= Skjærgårdsskolen =

Norwegian elementary school run by the non-profit foundation Portveien Barnearbeid

Skjærgårdsskolen was a Norwegian elementary school run by the non-profit foundation Portveien Barnearbeid. Skjærgårdsskolen applied for and received accreditation and government funds to operate as a private elementary school in 2001. At the time of application, music teacher Kjell Halltorp was headmaster of the school. When they applied, Portveien Barnearbeid expected to open the school in August 2002.

The school opened in August 2002 and had between 49 and 60 pupils until it closed.
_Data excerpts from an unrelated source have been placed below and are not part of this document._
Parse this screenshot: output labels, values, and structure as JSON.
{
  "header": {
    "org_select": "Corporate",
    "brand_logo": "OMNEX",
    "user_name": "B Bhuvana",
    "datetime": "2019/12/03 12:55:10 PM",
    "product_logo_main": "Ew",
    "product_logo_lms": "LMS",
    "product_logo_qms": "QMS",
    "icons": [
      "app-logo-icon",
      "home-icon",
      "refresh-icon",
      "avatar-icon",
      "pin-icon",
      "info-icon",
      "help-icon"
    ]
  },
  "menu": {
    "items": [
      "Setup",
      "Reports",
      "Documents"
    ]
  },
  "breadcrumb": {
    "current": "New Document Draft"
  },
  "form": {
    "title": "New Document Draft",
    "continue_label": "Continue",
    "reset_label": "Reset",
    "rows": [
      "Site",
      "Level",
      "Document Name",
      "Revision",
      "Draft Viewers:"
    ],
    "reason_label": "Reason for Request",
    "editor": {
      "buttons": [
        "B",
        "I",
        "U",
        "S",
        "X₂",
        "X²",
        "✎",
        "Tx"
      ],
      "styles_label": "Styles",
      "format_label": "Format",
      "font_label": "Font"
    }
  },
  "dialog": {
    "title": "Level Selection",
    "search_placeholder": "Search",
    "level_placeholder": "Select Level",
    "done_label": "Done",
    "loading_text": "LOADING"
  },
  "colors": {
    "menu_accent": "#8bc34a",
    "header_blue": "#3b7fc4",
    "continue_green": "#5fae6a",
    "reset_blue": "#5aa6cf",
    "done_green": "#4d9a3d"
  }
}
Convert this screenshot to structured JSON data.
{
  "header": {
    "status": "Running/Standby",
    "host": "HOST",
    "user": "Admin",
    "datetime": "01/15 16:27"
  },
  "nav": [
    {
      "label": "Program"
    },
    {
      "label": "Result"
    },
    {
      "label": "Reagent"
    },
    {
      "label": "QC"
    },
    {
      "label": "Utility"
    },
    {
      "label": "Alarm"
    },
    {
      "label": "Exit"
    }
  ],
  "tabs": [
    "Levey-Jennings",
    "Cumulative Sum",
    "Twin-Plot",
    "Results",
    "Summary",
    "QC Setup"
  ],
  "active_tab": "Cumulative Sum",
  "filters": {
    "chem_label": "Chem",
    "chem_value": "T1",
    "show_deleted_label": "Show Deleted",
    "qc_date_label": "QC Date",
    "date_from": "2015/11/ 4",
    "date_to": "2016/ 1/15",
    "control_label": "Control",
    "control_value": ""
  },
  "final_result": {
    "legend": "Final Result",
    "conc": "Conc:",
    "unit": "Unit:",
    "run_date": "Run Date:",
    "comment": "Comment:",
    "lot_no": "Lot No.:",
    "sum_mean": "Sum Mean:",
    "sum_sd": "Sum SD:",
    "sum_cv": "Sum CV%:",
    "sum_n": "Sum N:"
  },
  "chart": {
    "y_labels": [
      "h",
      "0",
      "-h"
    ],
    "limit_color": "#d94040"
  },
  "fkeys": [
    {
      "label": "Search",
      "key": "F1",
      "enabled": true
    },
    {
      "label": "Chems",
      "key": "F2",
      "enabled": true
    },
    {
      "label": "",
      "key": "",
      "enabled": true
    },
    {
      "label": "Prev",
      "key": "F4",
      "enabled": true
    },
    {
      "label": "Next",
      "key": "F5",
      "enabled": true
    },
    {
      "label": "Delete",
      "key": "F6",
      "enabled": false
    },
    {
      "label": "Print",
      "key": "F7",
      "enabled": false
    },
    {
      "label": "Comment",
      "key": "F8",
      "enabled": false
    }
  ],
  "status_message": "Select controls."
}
It was later discovered that Skjærgårdskirken (a church), represented by Pastor Glenn Rasmussen, was responsible for running the school and not Portveien Barnearbeid as had been stated. The school was strongly criticized in the media for its poor working conditions and for the teaching of the gift of tongues. In 2005 the school lost its government grant due to economic and administrative disorder. The school had to return a substantial amount of the funds it had received from the government. The school did not lose its license to teach elementary school children, though.

== Start ==
When the school applied for government grants, it said that its working principles were to be that the parents were responsible for their children receiving a good and true upbringing and education, and they pointed to the word of God and Norwegian law, and that the teaching would be connected to God as the creator of all things.

== Attendance ==
In May 2004, sixty pupils were attending the school. In August 2005 forty-nine pupils attended the school, of whom eight had started that year.

== Conflict at the school ==
In May 2004 it was discovered that the school had problems with its working environment and staffing. They had to use one of the school's bus drivers as a teacher of mathematics, Norwegian and gymnastics when the regular teachers were on sick leave due to conflicts at the school. The parents reported the conditions to the government. The government discovered that several of the teachers lacked formal education beyond high school, that none of them were qualified as teachers, and that the teachers were employed by the church and not by the school. The leaders of the school refuted a lot of the criticism from the parents but admitted that the bus driver had been an assistant for the 7 to 9 year olds. They promised to rectify the problems. The school authorities ordered them to rectify a lot of the problems and warned the school that they could lose their government grant. The working conditions were also controlled by the Norwegian Labour Inspection Authority and they were instructed to have procedures for conflict resolution, for clarifying the school's religious education, for employee attendance at prayer meetings, and to show the separation between the school and the church. They also charged the school with provisions to prevent harassment of employees and to establish plans to meet legal requirements when employees were on sick leave.

== Gift of tongues ==
Some of the parents were skeptical about the school educating the children in the gift of tongues. The government school authorities asked the school to be clearer about what was parish work and what was school education. In connection with this criticism the pastor who was head of the board, Glenn Rasmussen, said that both the gift of tongues and communion would still be a part of teaching the subject of Christian life. He said this was an important part of the life and teachings of Jesus and it naturally belonged in that subject. The school also wrote to parents that the gift of tongues would continue to be taught to children as young as 7 or 8 years old.

==The school's response ==
Reverend Glenn Rasmussen of Skjærgårdskirka acknowledged a lot of the criticism as relevant and that there had been a confusion of roles between the congregation and school, but said that cooperation between the two would still be close. He was of the opinion that the allegations of harassment was a lack of respect and refuted allegations of exorcism. On September 13, 2004, the school gave its written answer to the government school authorities.

== Questions in the Norwegian Parliament ==
In November 2004, a member of the Storting (Norwegian Parliament), Torbjørn Andersen of Fremskrittspartiet (the Progress Party), used question time to ask Minister Kristin Clemet a question voicing his concern about freedom of choice in education and alternatives to state schools. The minister made it clear that this was an ongoing investigation of whether or not the school fulfilled its legal obligations.

== Loss of government grants ==
On October 28, 2004, the Directorate of Education decided to withdraw government grants from the school. The grants were stopped on January 1, 2005.

The decision was appealed to the Department of Education and Research. The department confirmed the decision on December 16, 2005.

The department said among other things that the characterization of deficiencies and disorder were obvious, that there also could have been forgery of documents and that the school's financial accounts had not been adequate. The school did not have a functioning board from its start in 2002 to March 31, 2003. The board after that was not chosen legally. The department stated that it must be clear who is economically and judicially responsible for the school and for controlling the education the children receive. The school lost its grants and had to repay parts of previous grants, but did not at the time lose its license to teach.